Who: David Shapiro, Jonathan Lethem, Matt Wolf, Scott Macaulay
What: Q&As at live screenings in conjunction with online members-only release of seven-part Untitled Pizza Movie
Where: Metrograph Digital
When: Untitled Pizza Movie Part 1: Ice Cube Trays, Friday, February 26, 8:00; Untitled Pizza Movie Part 4: Zig Zag, Thursday, March 4, 8:00; Untitled Pizza Movie Part 5: The Natufian Culture of 9,000 BC, Saturday, March 6, 8:00
Why: “We had New York dreams, like the next Bohemian, but there was no hometown discount,” David Shapiro says in the first episode of the seven-part series Untitled Pizza Movie. This was the mid-1990s, and he and his childhood friend from Stuyvesant, Leeds Atkinson, went on a search for the best pizza in New York City, pretending to be with the Food Channel and showing up at restaurants with a caliper and cameraman Jonathan Kovel, stuffing themselves as they measured slices as if they knew what they were doing, speaking with the owners to get them to reveal some of their secrets. But what started as a quest for free food turned into a socially conscious adventure about their own lives as well as that of a New York City seeing so much of its past go by the wayside in the modern era, as Shapiro cuts back and forth in time. “I’m clouding this narrative with nostalgia, clinging to the rock by documenting fiction,” Shapiro explains. “We remember the stories we want to tell and misremember the ones that we don’t. Leeds and I were in denial; friends and cities are forever. We were making a movie, a movie to stop time. But then we met Bellucci.” New York City pizza aficionados will recognize that as being Andrew Bellucci, formerly of Lombardi’s before he was sent to prison; he is now out and just opened a slice joint in Astoria. Bellucci and Leeds become the centerpieces of the film.

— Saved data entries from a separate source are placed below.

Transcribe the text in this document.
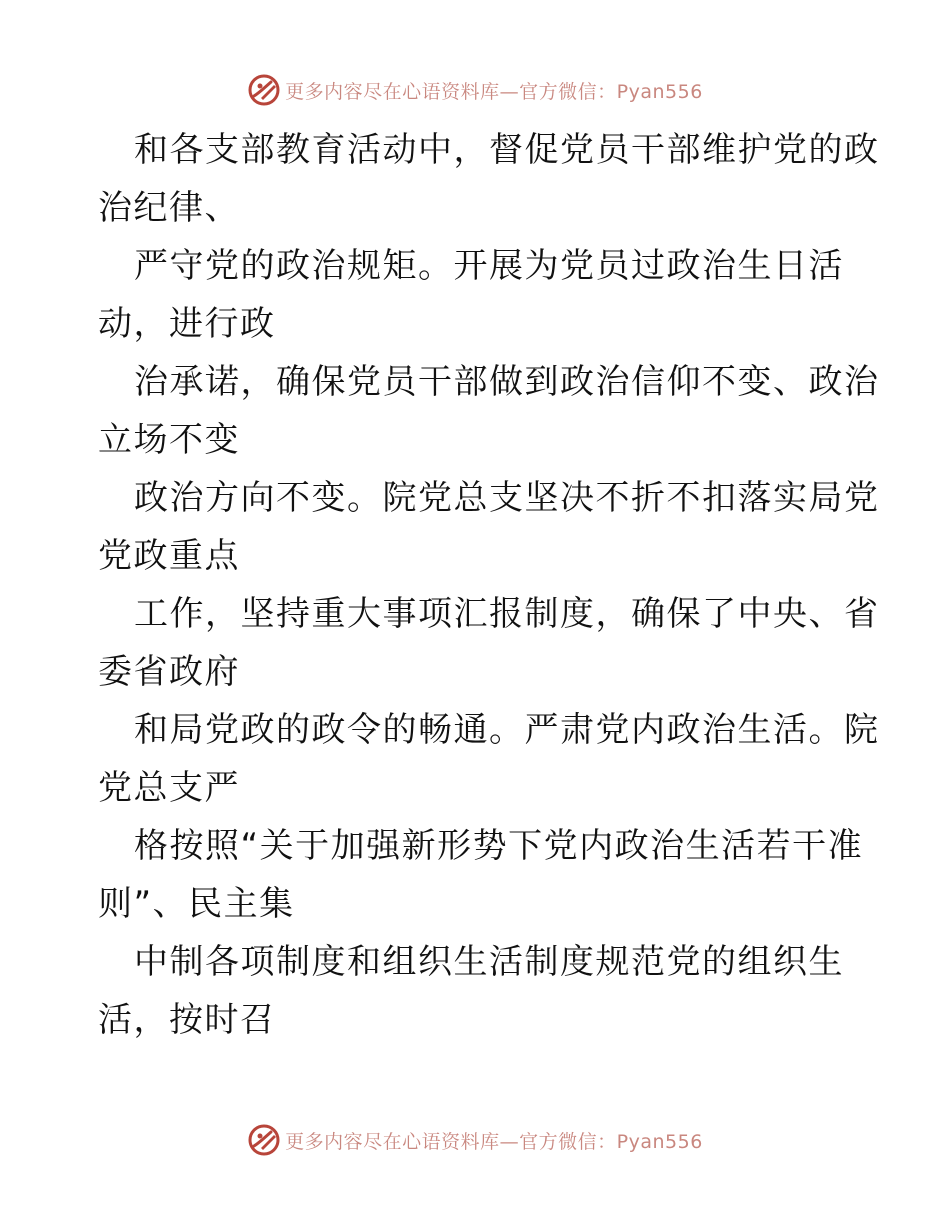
更多内容尽在心语资料库—官方微信：Pyan556
和各支部教育活动中，督促党员干部维护党的政
治纪律、
严守党的政治规矩。开展为党员过政治生日活
动，进行政
治承诺，确保党员干部做到政治信仰不变、政治
立场不变
政治方向不变。院党总支坚决不折不扣落实局党
党政重点
工作，坚持重大事项汇报制度，确保了中央、省
委省政府
和局党政的政令的畅通。严肃党内政治生活。院
党总支严
格按照“关于加强新形势下党内政治生活若干准
则”、民主集
中制各项制度和组织生活制度规范党的组织生
活，按时召
更多内容尽在心语资料库—官方微信：Pyan556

Shapiro (Keep the River on Your Right, Missing People), who wrote, directed, edited, and produced the film, also meets with food and wine critic Eric Asimov, Drew Nieporent of Nobu, Anthony “Mummy” Barile of the much-lamented Three of Cups, lawyers, and members of Bellucci’s and Atkinson’s families, visiting some of the most famous pizza parlors in the city, driving through the streets and over bridges, playing in a band, and interspersing shots of various and sundry items spinning on a turntable. Along the way, it’s made clear that pizza is life. The series is being streamed February 27 through March 14 via Metrograph Digital, for members only. (Membership is only five bucks a month.) Each film — Part 1: Ice Cube Trays, Part 2: Eat to Win in the Elevator, Part 3: Pizza Purgatory, Part 4: Zig Zag, Part 5: The Natufian Culture of 9,000 BC, Part 6: Clams, and Part 7: Mars Bar — will have a live premiere, and three of them will include a Q&A with Shapiro, moderated by Jonathan Lethem (Part 1), Matt Wolf (Part 4), and Scott Macaulay (Part 5).